Rêve du Katarina toujours, rêve d’y avoir oublié quelque chose, oublié Louis, rêve d’être enfermé dans une cabine alors que le feu gagne, rêve d’être poursuivi dans les coursives par de jeunes guerriers fous, agiles aux survêts imprimés OPIUM, NIKE, COKE, ARMANI, Ismaïl jouait de la Kora, Khadim Kanté était un tout petit enfant, je porte un tout petit enfant nommé Khadim, une voix disait, j’entendais toujours cette voix : on attendra les eaux basses pour visiter les cales du Katarina…

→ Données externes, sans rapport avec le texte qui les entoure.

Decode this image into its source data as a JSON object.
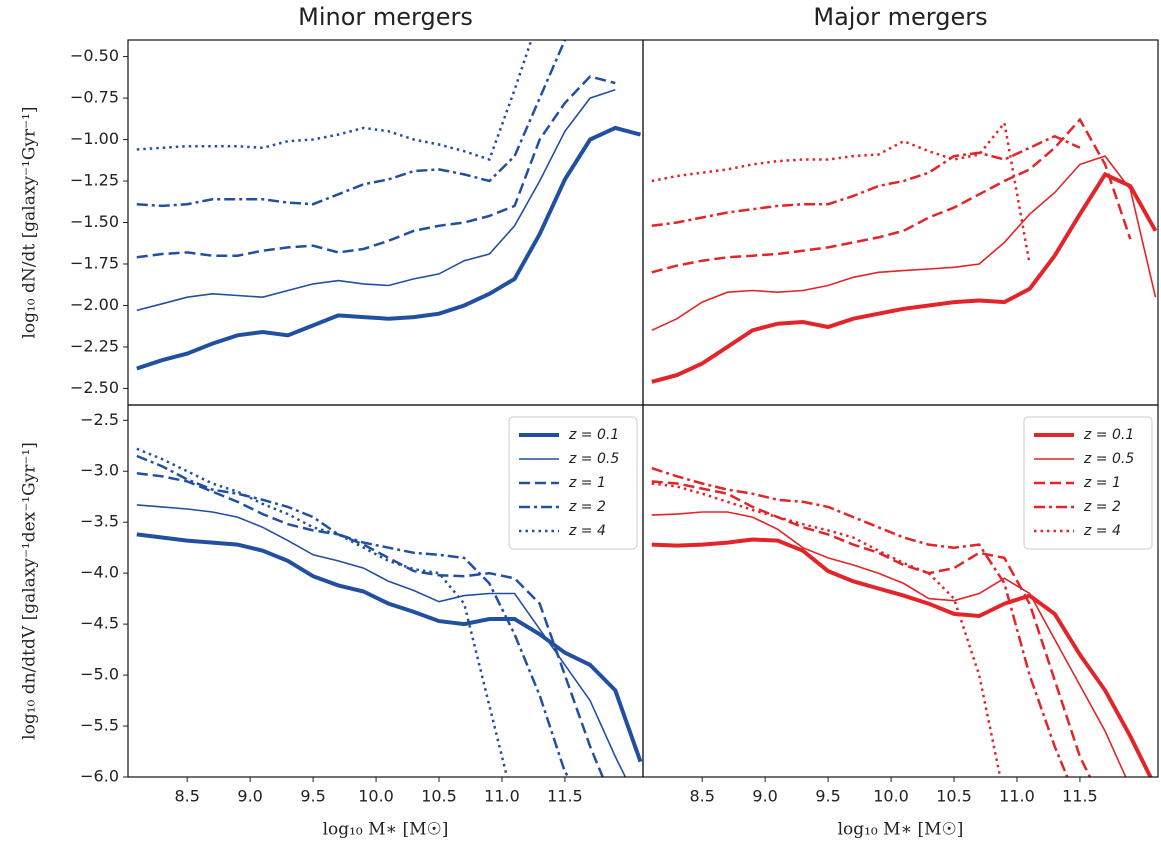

Toute la vie se resserrait dans ces moment-là puis s’assombrissant peu à peu il se mettait à parler de l’Afrique qui jouait en pleine clarté, en pleine cruauté, disait-il, ce qui se tramait à l’ombre de nos sociétés occidentales : la lutte des riches et des pauvres, des cyniques et des idéalistes, des offenseurs et des humiliés… Guerres larvées, guerres souterraines, guerres de mots et de déclarations qui éclataient ici en pleine lumière
Je n’ai jamais su d’ailleurs jusqu’où il se jouait cette comédie des citations, il les produisait en toute occasion d’un ton inspiré, prophétique, comme si la littérature avait tout vu, tout dit, tout prévu, que le réel n’était à ses yeux qu’un misérable décalque de la littérature.
Et même s’ils avaient cessé leurs va-et-vient sur la coursive, nous n’osions laisser la porte entrouverte, à cause de cette joie noire, flambeuse, forcément débordante, et l’idée qu’ils étaient ivres, qu’ivres ils devenaient capables de tout.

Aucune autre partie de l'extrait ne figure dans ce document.